The Armenian Foreign Ministry said later that it has started "an active dialogue" with Washington to try to "find solutions to the resulting problems." It did not deny the U.S. allegations. For his part, Armenian President Robert Kocharian told reporters that if the U.S. charges prove to be true, the authorities in Yerevan "should figure out why that happened."

The nature of the activities for which the Armenian companies are facing sanctions is also unclear. Of all the products made in Armenia, electronic items seem the most likely to attract the attention of U.S. nonproliferation experts. Armenia used to be an important part of the Soviet high-technology defense industry, supplying microchips, semiconductors, computer software, and other electronic components for missile guidance systems.

About two dozen Armenian factories were involved in the sector. All of them now are either partly or fully owned by the state. For this reason, some observers believe it would have been difficult for these firms to have sold sensitive products to Iran without the government's knowledge. Arzumanian agrees: "There is no way any Armenian company engaged in dangerous deals with Iran and our authorities were unaware of that. I rule that out."

So, too, it appears, do the Americans, who imposed the sanctions without warning Armenia beforehand, although Boucher made it clear the Armenian government has been "very helpful" in U.S. efforts to prevent Iran from developing weapons of mass destruction. The move comes amid toughening U.S. policy toward Tehran following President George W. Bush's charge that Iran is part of a global "axis of evil."

Several days before the sanctions announcement, the U.S. ambassador to Armenia, John Ordway, issued what now looks like a veiled warning that Yerevan has gone too far in cementing its links with the Islamic Republic.

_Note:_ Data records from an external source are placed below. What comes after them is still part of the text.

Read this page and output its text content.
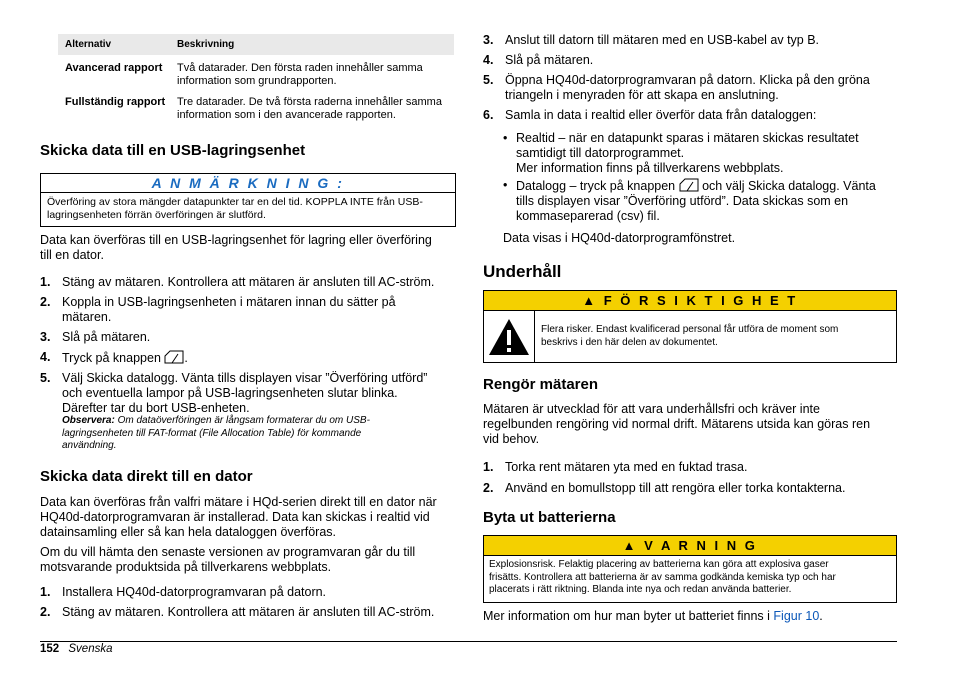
Alternativ	Beskrivning
Avancerad rapport Två datarader. Den första raden innehåller samma
information som grundrapporten.
Fullständig rapport Tre datarader. De två första raderna innehåller samma
information som i den avancerade rapporten.
Skicka data till en USB-lagringsenhet
A N M Ä R K N I N G :
Överföring av stora mängder datapunkter tar en del tid. KOPPLA INTE från USB-
lagringsenheten förrän överföringen är slutförd.
Data kan överföras till en USB-lagringsenhet för lagring eller överföring
till en dator.
1. Stäng av mätaren. Kontrollera att mätaren är ansluten till AC-ström.
2. Koppla in USB-lagringsenheten i mätaren innan du sätter på
mätaren.
3. Slå på mätaren.
4. Tryck på knappen .
5. Välj Skicka datalogg. Vänta tills displayen visar ”Överföring utförd”
och eventuella lampor på USB-lagringsenheten slutar blinka.
Därefter tar du bort USB-enheten.
Observera: Om dataöverföringen är långsam formaterar du om USB-
lagringsenheten till FAT-format (File Allocation Table) för kommande
användning.
Skicka data direkt till en dator
Data kan överföras från valfri mätare i HQd-serien direkt till en dator när
HQ40d-datorprogramvaran är installerad. Data kan skickas i realtid vid
datainsamling eller så kan hela dataloggen överföras.
Om du vill hämta den senaste versionen av programvaran går du till
motsvarande produktsida på tillverkarens webbplats.
1. Installera HQ40d-datorprogramvaran på datorn.
2. Stäng av mätaren. Kontrollera att mätaren är ansluten till AC-ström.
3. Anslut till datorn till mätaren med en USB-kabel av typ B.
4. Slå på mätaren.
5. Öppna HQ40d-datorprogramvaran på datorn. Klicka på den gröna
triangeln i menyraden för att skapa en anslutning.
6. Samla in data i realtid eller överför data från dataloggen:
• Realtid – när en datapunkt sparas i mätaren skickas resultatet
samtidigt till datorprogrammet.
Mer information finns på tillverkarens webbplats.
• Datalogg – tryck på knappen och välj Skicka datalogg. Vänta
tills displayen visar ”Överföring utförd”. Data skickas som en
kommaseparerad (csv) fil.
Data visas i HQ40d-datorprogramfönstret.
Underhåll
▲ F Ö R S I K T I G H E T
Flera risker. Endast kvalificerad personal får utföra de moment som
beskrivs i den här delen av dokumentet.
Rengör mätaren
Mätaren är utvecklad för att vara underhållsfri och kräver inte
regelbunden rengöring vid normal drift. Mätarens utsida kan göras ren
vid behov.
1. Torka rent mätaren yta med en fuktad trasa.
2. Använd en bomullstopp till att rengöra eller torka kontakterna.
Byta ut batterierna
▲ V A R N I N G
Explosionsrisk. Felaktig placering av batterierna kan göra att explosiva gaser
frisätts. Kontrollera att batterierna är av samma godkända kemiska typ och har
placerats i rätt riktning. Blanda inte nya och redan använda batterier.
Mer information om hur man byter ut batteriet finns i Figur 10.
152 Svenska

In an interview with RFE/RL, Ordway said: "Maintaining solid trade and good neighborly border relations with Iran is critically important for Armenia. We have nothing against that. Our concern has to do with something else. And it's no secret because we've been very, very clear about Iran's desire to acquire weapons of mass destruction and its support for terrorism. And it seems to me that Armenia, as a country which is so close to Iran, should have the very same concerns. So we certainly look to Armenia for support in our efforts to deny Iran the means to acquire weapons of mass destruction, as well as to speak out against Iran's support for terrorism."

Ordway's comments were significant in that a U.S. official was publicly voicing reservations about Armenian-Iranian relations. Ordway was the number-two figure in the U.S. Embassy in Moscow before his posting to Armenia last year and must have closely watched Russia's arms exports to Iran, one of the thorniest issues in the U.S.-Russian relationship.

Some state-controlled Russian entities have previously been subjected to similar U.S. sanctions for allegedly assisting in Iran's nuclear program and for selling weapons to Tehran. That, however, has not deterred Moscow from signing lucrative deals with the Iranians.

Tiny Armenia, by contrast, is not in a position to ignore U.S. worries, and not just because it is a major per capita recipient of American aid. Armenian officials have indicated that global geopolitical changes caused by the 11 September terrorist attacks necessitate a pro-Western tilt in their foreign policy.

In the past, Armenia has succeeded in persuading Washington that its bilateral projects with Iran -- notably the planned construction of a gas pipeline -- do not contradict U.S. interests in the region.

Arzumanian, who headed the Armenian Foreign Ministry from 1996 to 1998, said: "The Americans always presented their concerns regarding Armenia's relations with Iran. But our mutual trust allowed us to first talk about those concerns and then to take steps to dispel them and make sure that there are no doubts that Armenia does not cooperate with Iran to the detriment of any other friendly state."

It may still be possible to carry on with that policy. But that will likely require the Armenian leadership to exercise greater caution toward Iran by tightening export controls and possibly shelving planned military cooperation.